BACKGROUND: Angiotensin converting enzyme inhibitors (ACEi) reduce proteinuria and preserve kidney function in proteinuric renal diseases. Their nephroprotective effect exceeds that attributable to lowering of blood pressure alone. This study examines the potential of ACEi to protect from progression of injury after a highly specific injury to podocytes in a mouse model.

METHODS: We created transgenic (Podo-DTR) mice in which graded specific podocyte injury could be induced by a single injection of diphtheria toxin. Transgenic and wild-type mice were given the ACEi captopril in drinking water, or water alone, commencing 24h after toxin injection. Kidneys were examined histologically at 8 weeks and injury assessed by observers blinded to experimental group.

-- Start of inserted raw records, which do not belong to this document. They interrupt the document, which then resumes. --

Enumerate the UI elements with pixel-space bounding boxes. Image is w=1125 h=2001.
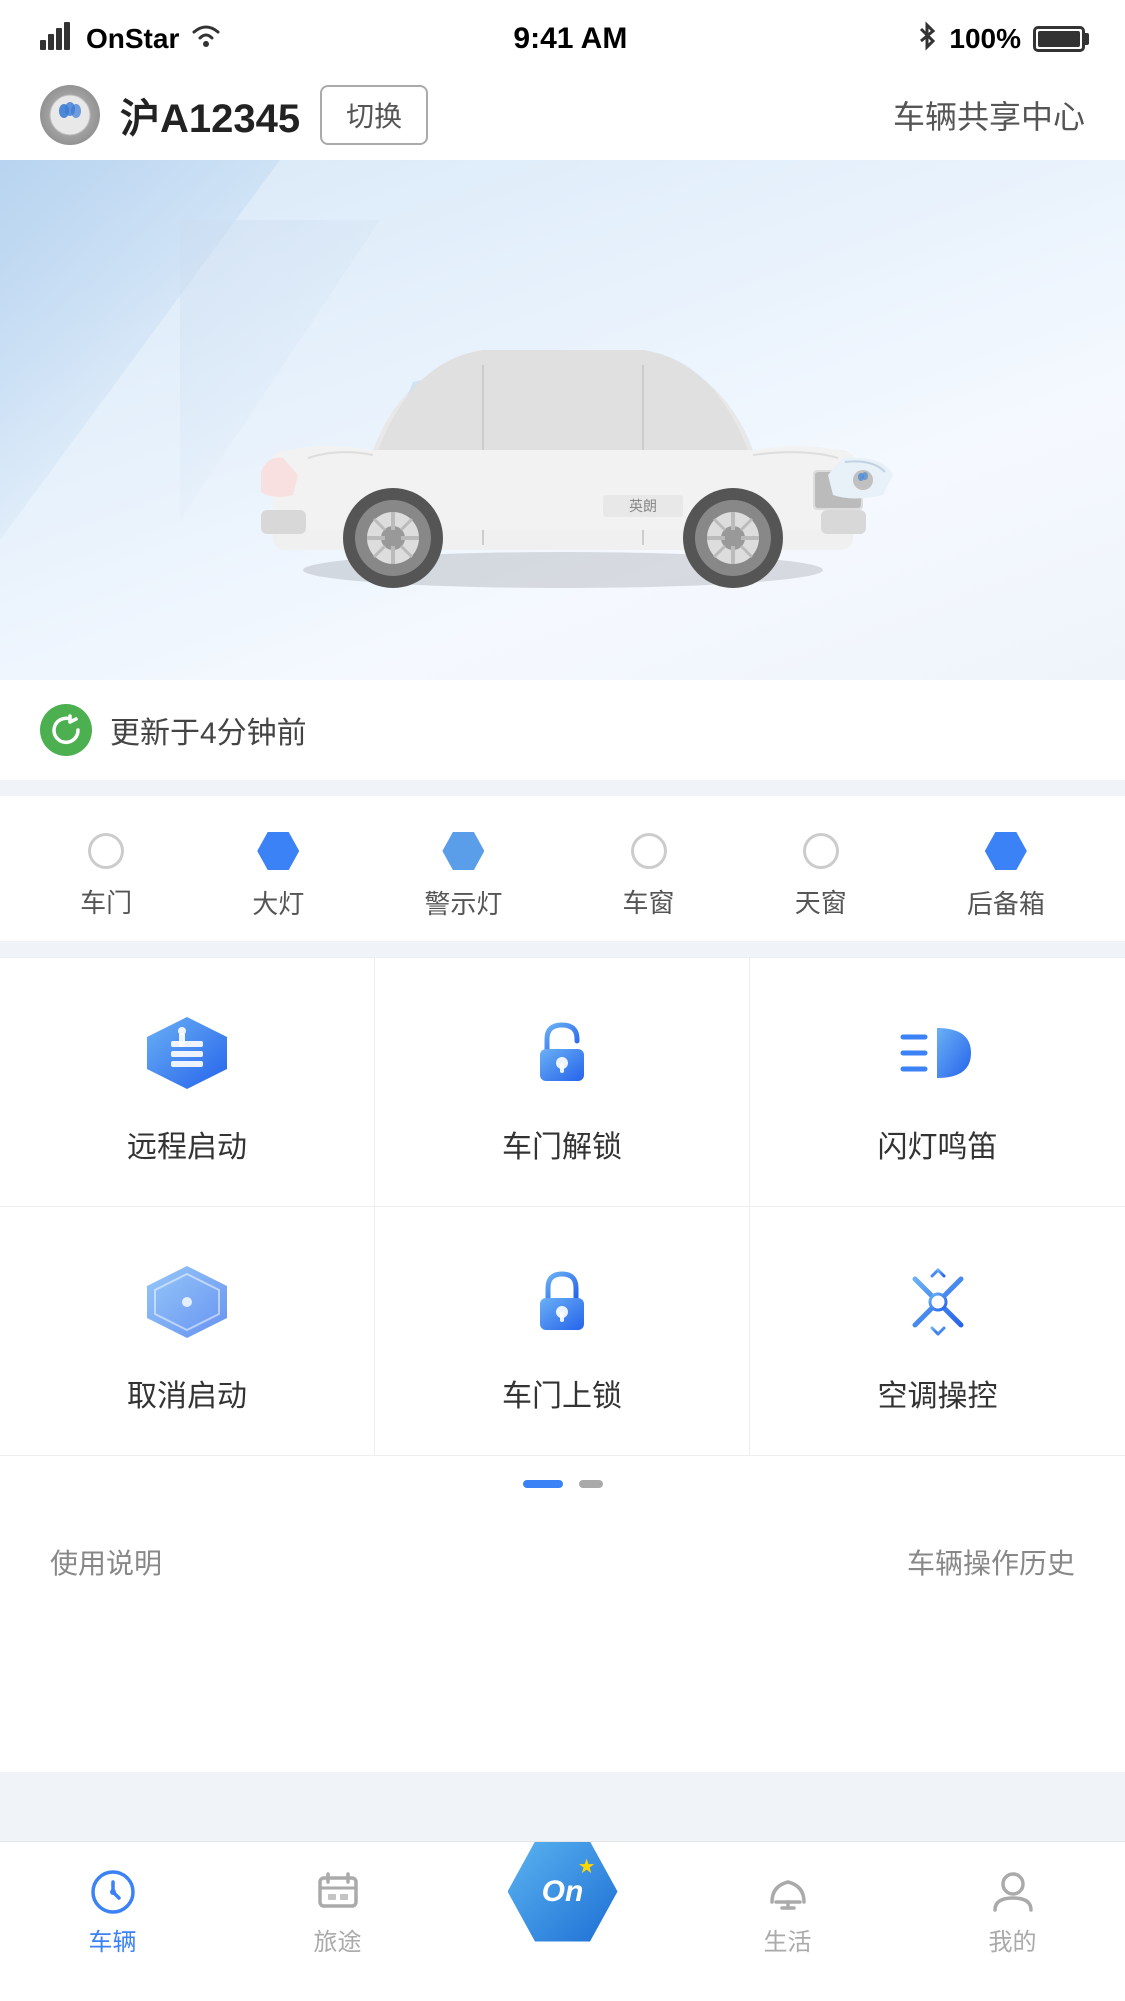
nav-life[interactable]: 生活	[675, 1866, 900, 1957]
remote-start-label: 远程启动	[127, 1122, 247, 1166]
bottom-spacer	[0, 1612, 1125, 1772]
flash-horn-label: 闪灯鸣笛	[878, 1122, 998, 1166]
buick-logo	[40, 85, 100, 145]
indicator-door-dot	[88, 833, 124, 869]
nav-vehicle[interactable]: 车辆	[0, 1866, 225, 1957]
door-unlock-icon	[512, 1008, 612, 1098]
history-link[interactable]: 车辆操作历史	[907, 1542, 1075, 1582]
nav-trip-icon	[312, 1866, 364, 1914]
nav-trip-label: 旅途	[314, 1922, 362, 1957]
ac-control-label: 空调操控	[878, 1371, 998, 1415]
wifi-icon	[189, 23, 223, 56]
nav-profile-label: 我的	[989, 1922, 1037, 1957]
svg-text:英朗: 英朗	[629, 498, 657, 514]
bluetooth-icon	[917, 21, 937, 58]
nav-vehicle-label: 车辆	[89, 1922, 137, 1957]
flash-horn-icon	[888, 1008, 988, 1098]
action-ac-control[interactable]: 空调操控	[750, 1207, 1125, 1456]
nav-trip[interactable]: 旅途	[225, 1866, 450, 1957]
page-dot-1	[523, 1480, 563, 1488]
action-grid: 远程启动	[0, 957, 1125, 1456]
indicator-sunroof-dot	[803, 833, 839, 869]
battery-percentage: 100%	[949, 23, 1021, 55]
door-lock-label: 车门上锁	[502, 1371, 622, 1415]
update-text: 更新于4分钟前	[110, 708, 307, 752]
action-door-unlock[interactable]: 车门解锁	[375, 958, 750, 1207]
battery-icon	[1033, 26, 1085, 52]
indicator-door-label: 车门	[80, 883, 132, 920]
action-cancel-start[interactable]: 取消启动	[0, 1207, 375, 1456]
update-status[interactable]: 更新于4分钟前	[0, 680, 1125, 780]
status-left: OnStar	[40, 22, 223, 57]
indicator-window-label: 车窗	[623, 883, 675, 920]
indicator-window-dot	[631, 833, 667, 869]
cancel-start-label: 取消启动	[127, 1371, 247, 1415]
cancel-start-icon	[137, 1257, 237, 1347]
ac-control-icon	[888, 1257, 988, 1347]
indicator-hazard-hex	[442, 832, 484, 870]
plate-number: 沪A12345	[120, 86, 300, 144]
status-time: 9:41 AM	[513, 22, 627, 56]
nav-on-button[interactable]: On ★	[508, 1842, 618, 1942]
door-unlock-label: 车门解锁	[502, 1122, 622, 1166]
status-indicators: 车门 大灯 警示灯 车窗 天窗 后备箱	[0, 796, 1125, 941]
manual-link[interactable]: 使用说明	[50, 1542, 162, 1582]
indicator-door: 车门	[80, 833, 132, 920]
door-lock-icon	[512, 1257, 612, 1347]
action-flash-horn[interactable]: 闪灯鸣笛	[750, 958, 1125, 1207]
indicator-hazard-label: 警示灯	[424, 884, 502, 921]
remote-start-icon	[137, 1008, 237, 1098]
nav-vehicle-icon	[87, 1866, 139, 1914]
action-door-lock[interactable]: 车门上锁	[375, 1207, 750, 1456]
indicator-sunroof-label: 天窗	[795, 883, 847, 920]
nav-profile-icon	[987, 1866, 1039, 1914]
indicator-headlight: 大灯	[252, 832, 304, 921]
status-bar: OnStar 9:41 AM 100%	[0, 0, 1125, 70]
indicator-headlight-label: 大灯	[252, 884, 304, 921]
nav-center-item[interactable]: On ★	[450, 1842, 675, 1942]
page-dot-2	[579, 1480, 603, 1488]
switch-button[interactable]: 切换	[320, 85, 428, 145]
nav-profile[interactable]: 我的	[900, 1866, 1125, 1957]
indicator-trunk-hex	[985, 832, 1027, 870]
bottom-nav: 车辆 旅途 On ★ 生活	[0, 1841, 1125, 2001]
nav-life-label: 生活	[764, 1922, 812, 1957]
status-right: 100%	[917, 21, 1085, 58]
header-left: 沪A12345 切换	[40, 85, 428, 145]
action-remote-start[interactable]: 远程启动	[0, 958, 375, 1207]
bottom-links: 使用说明 车辆操作历史	[0, 1512, 1125, 1612]
nav-on-label: On	[542, 1875, 584, 1909]
car-illustration: 英朗	[173, 240, 953, 600]
indicator-trunk-label: 后备箱	[967, 884, 1045, 921]
nav-life-icon	[762, 1866, 814, 1914]
indicator-headlight-hex	[257, 832, 299, 870]
car-hero: 英朗	[0, 160, 1125, 680]
refresh-icon	[40, 704, 92, 756]
car-image: 英朗	[163, 220, 963, 620]
carrier-name: OnStar	[86, 23, 179, 55]
indicator-trunk: 后备箱	[967, 832, 1045, 921]
vehicle-sharing-link[interactable]: 车辆共享中心	[893, 92, 1085, 138]
indicator-sunroof: 天窗	[795, 833, 847, 920]
indicator-window: 车窗	[623, 833, 675, 920]
nav-on-star: ★	[578, 1854, 596, 1879]
signal-bars	[40, 22, 76, 57]
pagination	[0, 1456, 1125, 1512]
indicator-hazard: 警示灯	[424, 832, 502, 921]
divider-2	[0, 941, 1125, 957]
divider-1	[0, 780, 1125, 796]
header: 沪A12345 切换 车辆共享中心	[0, 70, 1125, 160]
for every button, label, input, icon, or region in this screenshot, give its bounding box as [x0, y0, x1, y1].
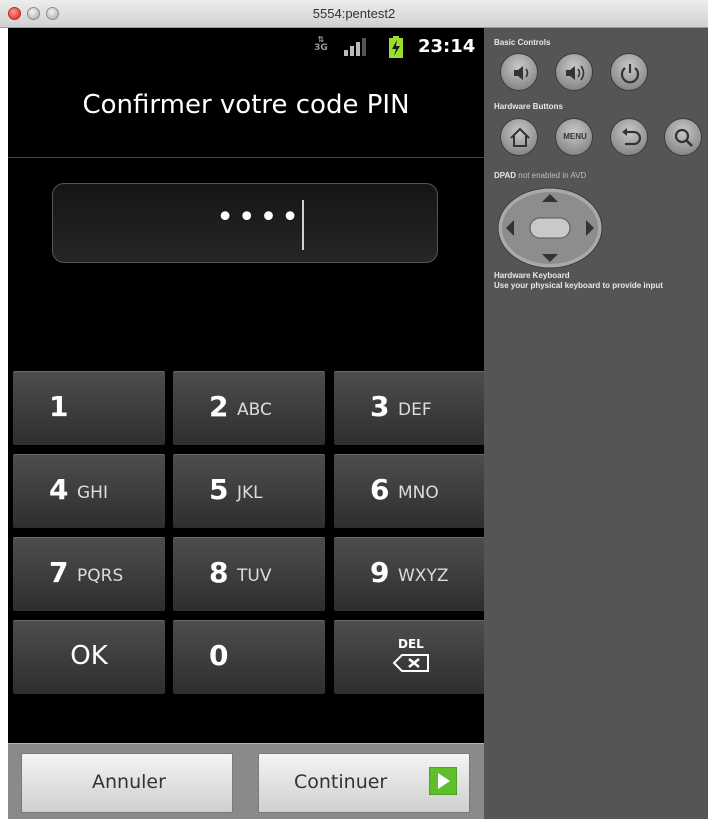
ok-key[interactable]: OK: [13, 620, 165, 694]
dpad-status-text: not enabled in AVD: [516, 171, 587, 180]
hardware-keyboard-heading: Hardware Keyboard: [494, 271, 570, 280]
volume-down-icon: [514, 66, 529, 80]
pin-masked-value: ••••: [216, 200, 303, 235]
power-icon: [620, 64, 640, 84]
network-type-label: 3G: [314, 43, 328, 53]
home-icon: [510, 127, 530, 147]
back-button[interactable]: [610, 118, 648, 156]
emulator-screen: ⇅ 3G 23:14 Confirmer votre code PIN ••••…: [8, 28, 484, 819]
key-digit: 7: [49, 556, 69, 589]
cancel-button[interactable]: Annuler: [21, 753, 233, 813]
key-digit: 1: [49, 390, 69, 423]
back-icon: [622, 128, 642, 146]
arrow-right-icon: [429, 767, 457, 795]
key-letters: ABC: [237, 400, 272, 420]
dpad-label: DPAD: [494, 171, 517, 180]
hardware-keyboard-note: Use your physical keyboard to provide in…: [494, 281, 663, 290]
signal-strength-icon: [344, 38, 366, 56]
del-label: DEL: [398, 637, 424, 651]
key-9[interactable]: 9 WXYZ: [334, 537, 484, 611]
key-digit: 4: [49, 473, 69, 506]
key-4[interactable]: 4 GHI: [13, 454, 165, 528]
key-6[interactable]: 6 MNO: [334, 454, 484, 528]
key-letters: MNO: [398, 483, 439, 503]
key-letters: PQRS: [77, 566, 124, 586]
continue-button[interactable]: Continuer: [258, 753, 470, 813]
key-digit: 0: [209, 639, 229, 672]
key-letters: JKL: [237, 483, 263, 503]
continue-label: Continuer: [294, 771, 388, 793]
menu-button[interactable]: MENU: [555, 118, 593, 156]
dpad-control[interactable]: [496, 186, 604, 270]
menu-label: MENU: [563, 132, 587, 141]
power-button[interactable]: [610, 53, 648, 91]
backspace-icon: [392, 654, 429, 672]
clock: 23:14: [418, 36, 476, 57]
basic-controls-heading: Basic Controls: [494, 38, 551, 47]
volume-up-icon: [566, 65, 585, 81]
cancel-label: Annuler: [92, 771, 166, 793]
key-digit: 6: [370, 473, 390, 506]
window-title: 5554:pentest2: [312, 6, 396, 21]
text-cursor: [302, 200, 304, 250]
emulator-control-panel: Basic Controls Hardware Buttons MENU DPA…: [484, 28, 708, 819]
dpad-status: DPAD not enabled in AVD: [494, 171, 586, 180]
ok-label: OK: [70, 641, 108, 671]
key-digit: 5: [209, 473, 229, 506]
key-1[interactable]: 1: [13, 371, 165, 445]
key-2[interactable]: 2 ABC: [173, 371, 325, 445]
key-digit: 3: [370, 390, 390, 423]
key-letters: WXYZ: [398, 566, 449, 586]
pin-input-field[interactable]: ••••: [52, 183, 438, 263]
window-titlebar: 5554:pentest2: [0, 0, 708, 28]
action-bar: Annuler Continuer: [8, 743, 484, 819]
key-letters: GHI: [77, 483, 108, 503]
search-icon: [674, 128, 693, 147]
key-8[interactable]: 8 TUV: [173, 537, 325, 611]
home-button[interactable]: [500, 118, 538, 156]
volume-up-button[interactable]: [555, 53, 593, 91]
battery-charging-icon: [389, 36, 403, 58]
status-bar: ⇅ 3G 23:14: [8, 28, 484, 66]
key-5[interactable]: 5 JKL: [173, 454, 325, 528]
key-letters: DEF: [398, 400, 432, 420]
key-digit: 9: [370, 556, 390, 589]
key-digit: 2: [209, 390, 229, 423]
key-0[interactable]: 0: [173, 620, 325, 694]
key-3[interactable]: 3 DEF: [334, 371, 484, 445]
volume-down-button[interactable]: [500, 53, 538, 91]
search-button[interactable]: [664, 118, 702, 156]
hardware-buttons-heading: Hardware Buttons: [494, 102, 563, 111]
key-7[interactable]: 7 PQRS: [13, 537, 165, 611]
page-title: Confirmer votre code PIN: [82, 90, 410, 120]
key-digit: 8: [209, 556, 229, 589]
divider: [8, 157, 484, 158]
network-3g-icon: ⇅ 3G: [312, 36, 330, 58]
delete-key[interactable]: DEL: [334, 620, 484, 694]
key-letters: TUV: [237, 566, 272, 586]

RESULTS: After toxin injection, Podo-DTR mice developed acute proteinuria, and at higher doses transient renal impairment, which subsided within 3 weeks to be followed by a slow glomerular scarring process. Captopril treatment in Podo-DTR line 57 after toxin injection at 5ng/g body weight reduced proteinuria and ameliorated glomerular scarring, matrix accumulation and glomerulosclerosis almost to baseline (toxin: 17%; toxin + ACEi 10%, p<0.04; control 7% glomerular scarring). Podocyte counts were reduced after toxin treatment and showed no recovery irrespective of captopril treatment (7.1 and 7.3 podocytes per glomerular cross section in water and captopril-treated animals compared with 8.2 of wild-type controls, p<0.05).

CONCLUSIONS: Observations in Podo-DTR mice support the hypothesis that continuing podocyte dysfunction is a key abnormality in proteinuric disease. Our model is ideal for studying strategies to protect the kidney from progressive injury following podocyte depletion. Demonstrable protective effects from captopril occur, despite indiscernible preservation or restoration of podocyte counts, at least after this degree of relatively mild injury.